For off-label, the draft coverage decision states that the decision to use the therapeutic prostate cancer vaccine would be left to the discretion of local Medicare claims carriers. The NCD stated that the main reason for not prohibiting off-label Provenge use was the hope that non-indication use would be confined to clinical trial studies as there is no current evidence to support additional indications. "If this turns out to be an overly optimistic viewpoint," states the draft, the agency may "reconsider this NCD to ensure that Medicare coverage is restricted to uses that are supported by robust evidence." Other reasons for allowing off-label use include enabling contractors to rapidly adapt coverage requirements as clinicians begin to gain experience with the vaccine. Leaving the possibility that the Provenge indication will be expanded, “we want our administrative contractors to have the flexibility to determine local coverage without the need to reconsider an NCD.”

The FDA approved the prostate cancer vaccine last April for men with asymptomatic or minimally symptomatic metastatic, castrate-resistant (hormone-refractory) prostate cancer. Provenge was approved based on three Phase 3 studies of 737 patients, including the pivotal IMPACT 512-patient study which extended median survival beyond 2 years, demonstrating a median improvement of 4.1 months compared to the control group (25.8 months versus 21.7 months). Provenge reduced risk of death from prostate cancer by 22.5% compared to the control group. 

The autologous vaccine is designed to induce an immune response against an antigen that is expressed in many prostate cancers, prostatic acid phosphatase (PAP). It is the first autologous cellular immunotherapy approved by the FDA. The vaccine is produced in a multi-step process: white blood cells are extracted from the patient’s blood sample, exposed to the PAP protein in order to “train” the blood cells to specifically target and attack the patient’s prostate cancer cells. The “trained” white blood cells are then administrated via autotransfusion in order to attack the prostate cancer cells in the patient’s body. The overall goal of this immunotherapy is to stimulate the body's natural defense system in a specific manner so that they attack and destroy, or at least prevent the proliferation of, cancer cells. The FDA-approved dosing regimen is three doses with each dose administered two weeks apart. The total 4-week treatment costs $93,000; $31,000 for each of the three infusions. 

As a condition of the FDA approval and part of the REMS (Risk Evaluation and Mitigation Strategy), Dendreon must set up a registry of a minimum of 1500 Provenge patients to track prognostic prostate cancer variables and cerebrovascular adverse events linked to treatment. 

Dendreon has since committed to collecting additional data on patients, a large portion of which is expected to be Medicare patients, according to the company.
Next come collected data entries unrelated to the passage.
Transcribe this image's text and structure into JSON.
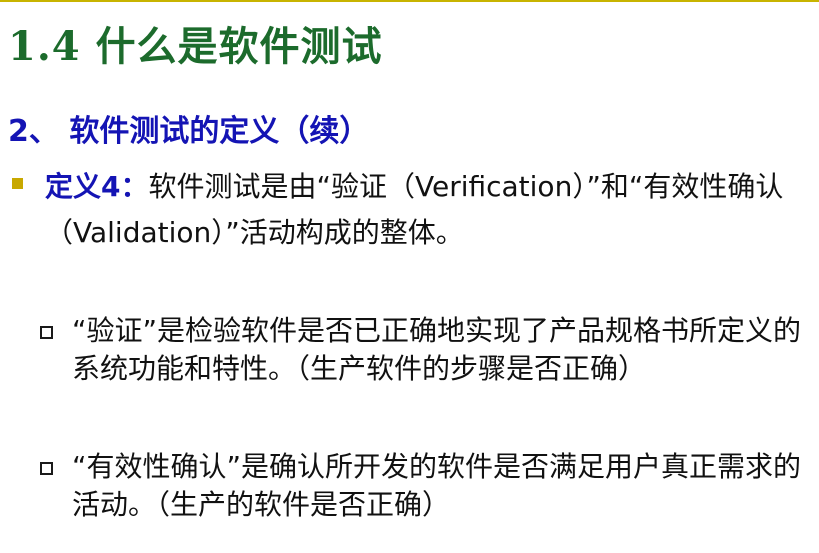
{
  "slide": {
    "title": "1.4 什么是软件测试",
    "subtitle": "2、 软件测试的定义（续）",
    "bullet": {
      "lead": "定义4：",
      "text": "软件测试是由“验证（Verification）”和“有效性确认（Validation）”活动构成的整体。"
    },
    "sub_bullets": [
      {
        "text": "“验证”是检验软件是否已正确地实现了产品规格书所定义的系统功能和特性。（生产软件的步骤是否正确）"
      },
      {
        "text": "“有效性确认”是确认所开发的软件是否满足用户真正需求的活动。（生产的软件是否正确）"
      }
    ],
    "colors": {
      "title": "#1c6b2c",
      "subtitle": "#1414b4",
      "bullet_marker": "#c8a800",
      "body_text": "#111111"
    }
  }
}
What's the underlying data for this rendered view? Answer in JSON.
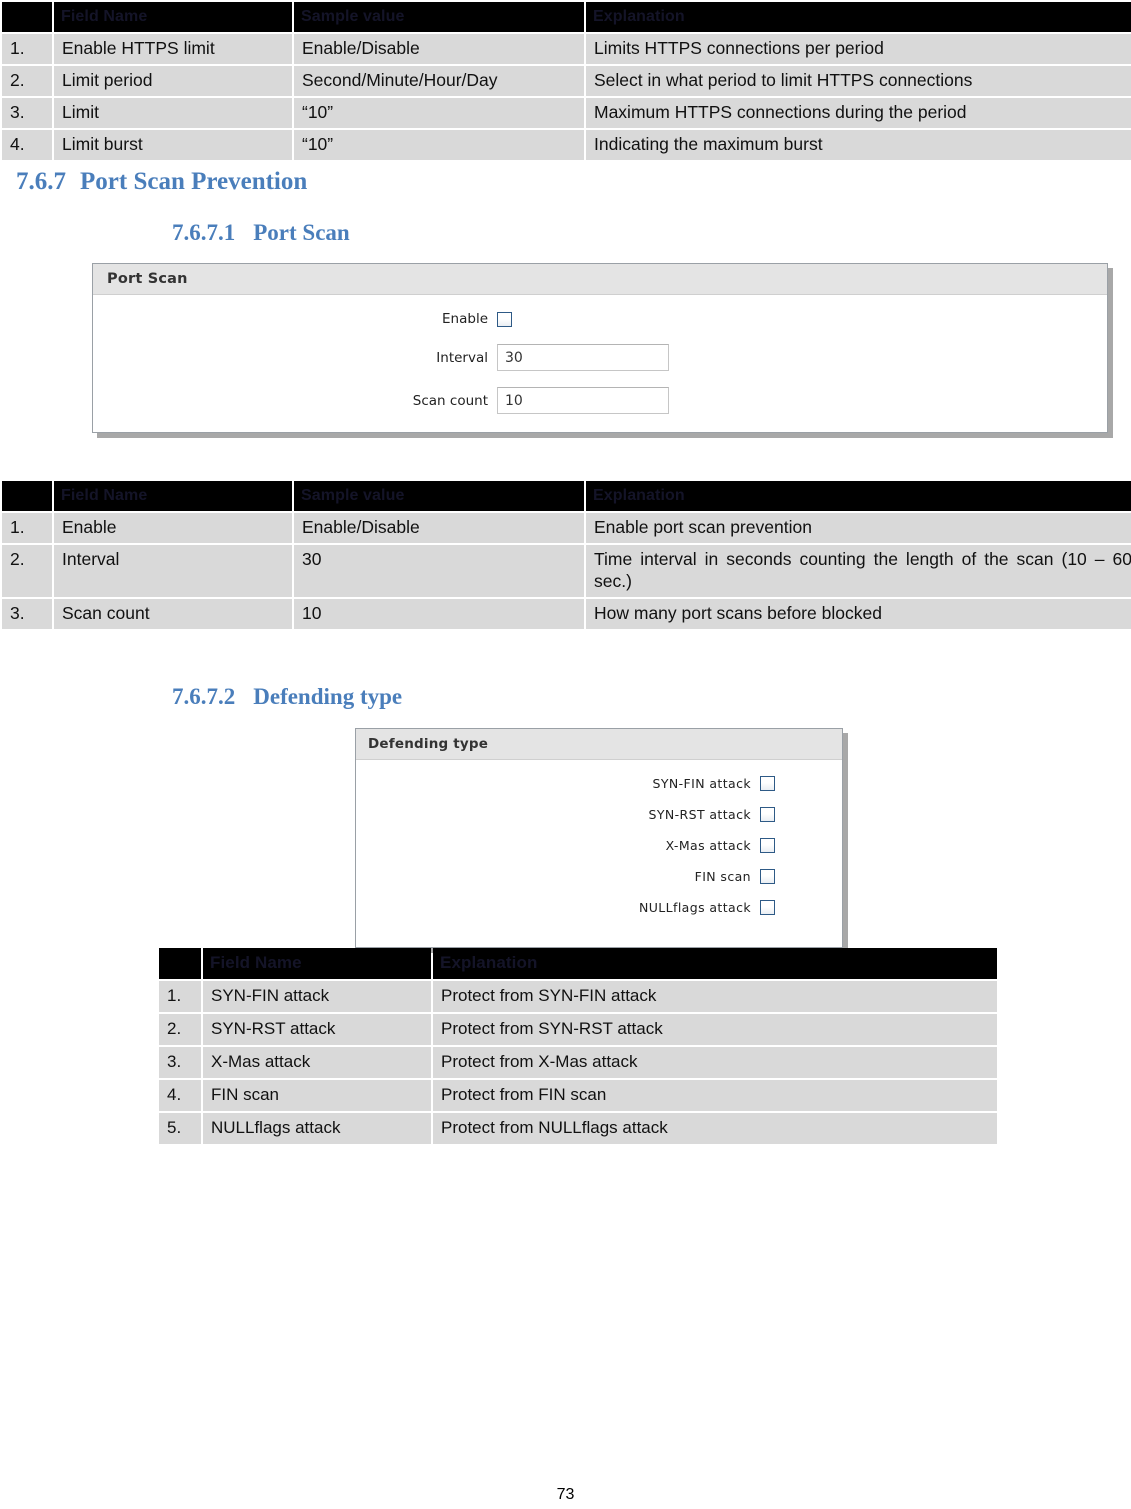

The new data collection commitment came after the November Medicare Evidence Development & Coverage Advisory Committee (MEDCAC) meeting of presentations and public comment, and a subsequent meeting with the CMS.

The registry study protocol will be submitted to the FDA by June 30th and will be used to fill in the evidence gaps, including analysis on whether black men may benefit more from Provenge than other groups. Data on prior patient therapies will also be collected. The final NCD coverage will be published June 30th after an interim whereby it will accept public comments to aid in drafting the NCD.